We vroegen God nederig onze tekortkomingen
weg te nemen.
Zodra
we er helemaal klaar voor zijn om onze tekortkomingen te laten wegnemen, zijn
velen van ons er ook helemaal klaar voor. Gek genoeg wordt het dan pas echt
lastig. Hoe meer we vechten om onszelf te ontdoen van een bepaalde tekortkoming,
des te taaier die tekortkoming lijkt te worden. Het maakt ons nederig wanneer
het tot ons doordringt dat wij niet alleen machteloos staan tegen onze
verslaving, maar ook tegen onze karaktergebreken. Uiteindelijk gaat er
een lampje branden. De zevende stap stelt niet dat wij onszelf van onze
tekortkomingen ontdoen, maar dat we aan onze Hogere Macht vragen om ons ervan
te bevrijden. In ons dagelijkse gebed richten we het vizier op iets anders. Wij
geven toe dat we onszelf niet beter kunnen maken. Om die reden vragen we onze
Hogere Macht om datgene voor ons te doen waar wij zelf niet toe in staat zijn.

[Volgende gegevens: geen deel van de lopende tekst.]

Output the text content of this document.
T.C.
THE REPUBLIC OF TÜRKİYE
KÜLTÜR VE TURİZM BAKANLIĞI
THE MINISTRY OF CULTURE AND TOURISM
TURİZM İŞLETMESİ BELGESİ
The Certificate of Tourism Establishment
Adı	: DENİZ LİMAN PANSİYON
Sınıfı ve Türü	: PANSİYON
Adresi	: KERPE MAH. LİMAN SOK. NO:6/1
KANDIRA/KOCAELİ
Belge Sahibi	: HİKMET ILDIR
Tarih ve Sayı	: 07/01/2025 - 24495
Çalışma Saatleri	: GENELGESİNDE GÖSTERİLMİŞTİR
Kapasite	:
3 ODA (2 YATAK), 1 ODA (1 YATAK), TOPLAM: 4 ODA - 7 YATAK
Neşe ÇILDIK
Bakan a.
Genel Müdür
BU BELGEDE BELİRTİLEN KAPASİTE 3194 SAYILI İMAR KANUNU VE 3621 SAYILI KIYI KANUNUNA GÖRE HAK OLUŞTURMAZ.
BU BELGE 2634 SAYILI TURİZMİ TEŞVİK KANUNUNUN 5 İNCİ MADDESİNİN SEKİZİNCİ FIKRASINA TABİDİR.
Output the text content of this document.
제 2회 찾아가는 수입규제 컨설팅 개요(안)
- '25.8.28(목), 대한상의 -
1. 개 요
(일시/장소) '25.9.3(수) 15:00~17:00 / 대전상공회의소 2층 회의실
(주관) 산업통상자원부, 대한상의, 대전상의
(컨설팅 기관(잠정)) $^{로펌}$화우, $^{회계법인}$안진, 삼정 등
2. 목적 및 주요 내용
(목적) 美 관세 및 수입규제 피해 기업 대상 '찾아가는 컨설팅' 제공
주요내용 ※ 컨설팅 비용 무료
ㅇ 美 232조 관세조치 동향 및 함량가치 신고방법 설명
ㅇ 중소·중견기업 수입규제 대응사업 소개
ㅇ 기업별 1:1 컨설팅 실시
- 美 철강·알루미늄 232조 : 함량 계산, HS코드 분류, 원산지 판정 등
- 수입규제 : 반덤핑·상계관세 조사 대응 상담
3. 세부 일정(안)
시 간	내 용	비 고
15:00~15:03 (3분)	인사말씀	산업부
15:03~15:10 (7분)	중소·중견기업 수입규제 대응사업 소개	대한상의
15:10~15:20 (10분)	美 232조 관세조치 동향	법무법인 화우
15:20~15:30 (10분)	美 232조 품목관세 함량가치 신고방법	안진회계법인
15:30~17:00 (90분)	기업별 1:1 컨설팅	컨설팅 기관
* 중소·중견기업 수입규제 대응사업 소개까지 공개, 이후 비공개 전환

En dan wachten wij. Met ons programma
kunnen we dagenlang in Stap Zeven blijven hangen. Mogelijk ervaren wij geen
plotselinge en volledige bevrijding van onze gebreken. Maar wij ervaren vaak
wel een kleine verschuiving in onze waarneming van onszelf en anderen. Door de
bril van de zevende stap, kijken we met een minder kritische blik naar anderen
in onze omgeving. Wij weten dat velen van hen ook worstelen met tekortkomingen
waar zij graag vanaf zouden willen. We weten ook dat zij, net als wij,
machteloos zijn over hun eigen gebreken. Wij vragen ons af of zij ook nederig
bidden om hun gebreken te laten wegnemen. Wij beginnen anderen
te beoordelen zoals we geleerd hebben onszelf te beoordelen: met een mededogen
dat voortkomt uit nederigheid. Als we naar anderen kijken - en naar onszelf
blijven kijken - dan kunnen we eindelijk zeggen 'Ik snap het'.
God, help mij om door
de bril van Stap Zeven te kijken. Help mij om het te begrijpen.